Personal information
- Born: 14 February 1953 (age 72) Zaragoza, Spain
- Nationality: Spanish
- Height: 1.84 m (6 ft 0 in)

Youth career
- Years: Team
- 1966–1971: FC Barcelona

Senior clubs
- Years: Team
- 1971–1983: FC Barcelona

Teams managed
- 1983–2003: FC Barcelona
- 2008–2013: Spain
- 2013–2025: Qatar

Medal record
World Championships
| Gold medal – first place | 2013 Spain |  |
| Bronze medal – third place | 2011 Sweden |  |
Asian Championships
| Gold medal – first place | 2014 Bahrain |  |
| Gold medal – first place | 2016 Bahrain |  |
| Gold medal – first place | 2018 South Korea |  |
| Gold medal – first place | 2020 Kuwait |  |
| Gold medal – first place | 2022 Saudi Arabia |  |

= Valero Rivera López =

Spanish handball coach (born 1953)

Valero Rivera López (born 14 February 1953) is a Spanish handball coach and former player.

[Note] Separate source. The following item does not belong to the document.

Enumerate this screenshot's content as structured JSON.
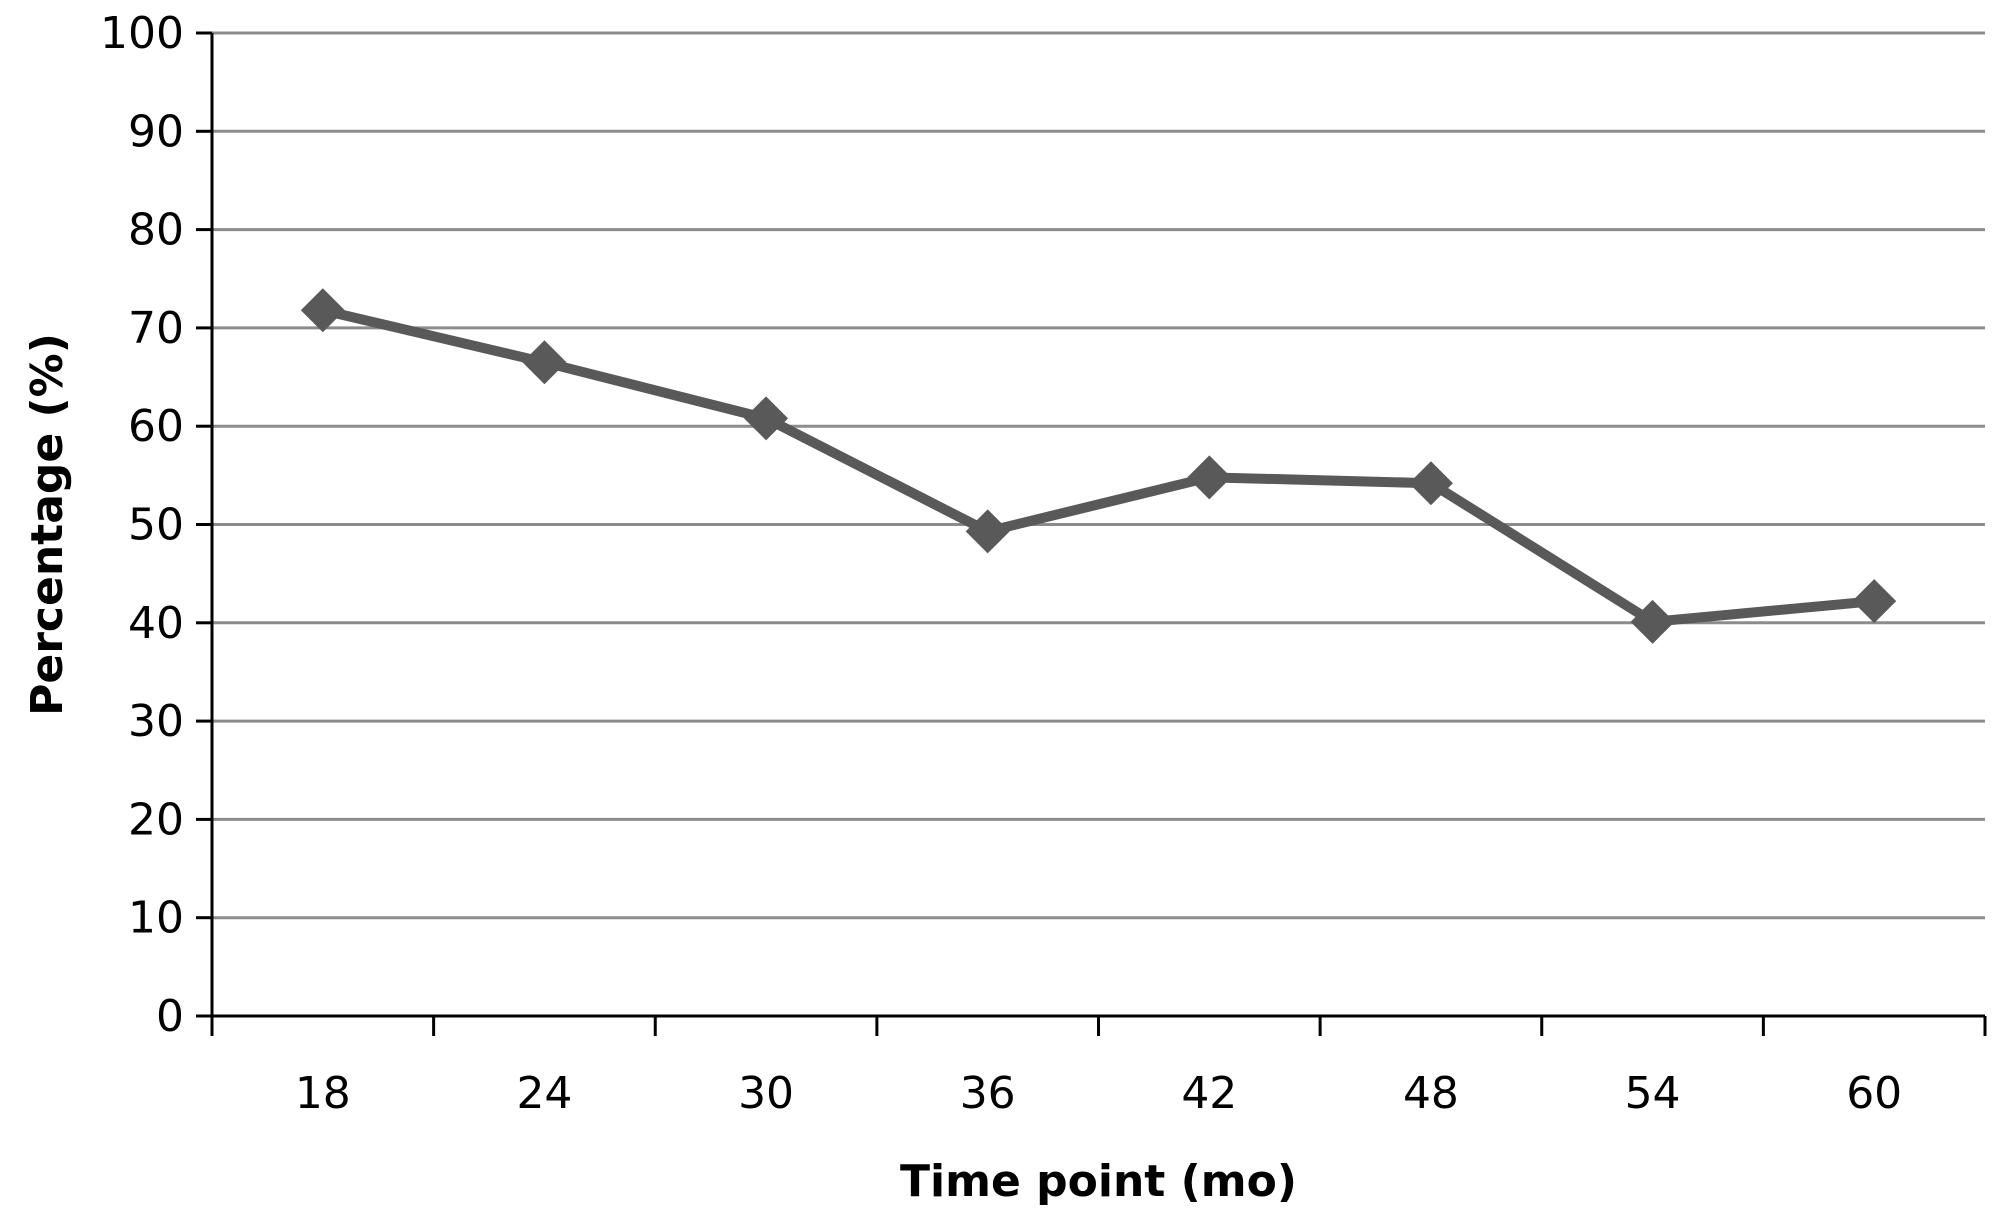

He is a world champion from the 2013 World Championship where he coached the Spanish national team. He played for and has coached FC Barcelona and is considered a club legend. In 2012 he was named the best men's coach in the world by the International Handball Federation.

He is the father of fellow handballer Valero Rivera Folch, who he has also coached.

==Playing career==
Valero Rivera played his entire career for Barcelona. He debuted for the senior team in the 1971-72 season. He played until 1983, and won 8 titles with the club as a player.

==Coaching career==
=== FC Barcelona ===
When he retired at 31 he became a coach at Barcelona, replacing Jordi Petit. He coached the club for 21 years, where they became one of the best teams in the world, winning the EHF Champions League multiple titles. He left the club in 2005. By then he had won over 70 club titles.

=== Spain ===
In 2008 he became the head coach of the Spanish national team. His first success was at the 2011 World Championship, where he won bronze medals. A year later he participated in the 2012 European Men's Handball Championship held in Serbia.

In 2013 he became a World champion winning the 2013 World Championship on home soil.

=== Qatar ===
Later the same year he took over the Qatari national team. Here he won the Asian championship 5 times in a row from 2014 to 2022.

At the 2015 World Championship he coached the Qatari team to a silver medal. This was the first time an Asian team had reached the World Cup final. The tournament was however marred with criticism of the Qatari team. A large number of players in the Qatar team had been naturalised in the years leading up to the championship. According to IHF rules, to gain eligibility for a new national team, a player cannot have played for another nation for three years in an official match. This allowed several foreign-born players, including Spanish-born Borja Vidal, Goran Stojanović and Jovo Damjanović from Montenegro, and Bertrand Roiné who previously played for France, to play for the Qatar team at the championship. According to the Frankfurter Allgemeine, only four of the 17 players in the squad were native to Qatar. The practice was criticised by Austrian goalkeeper after his team's loss to Qatar in the round of 16, saying "It [felt] like playing against a world selection team" and "I think it is not the sense of a world championship." At a press conference during the championship, Valero Rivera declined to comment on the matter. Spanish player Joan Cañellas did not think it was an issue, saying "If they can do it, why not." Furthermore The referees were widely accused of being one-sided in favour of the hosts. Especially at the matches against Austria, Germany and Poland. After the final whistle, the Polish players showed their discontent by ironically applauding the three referees.

He retired from the Qatari national team in 2023.

==Private==
He has a degree in sport from Instituto Nacional de Educación Física de Cataluña.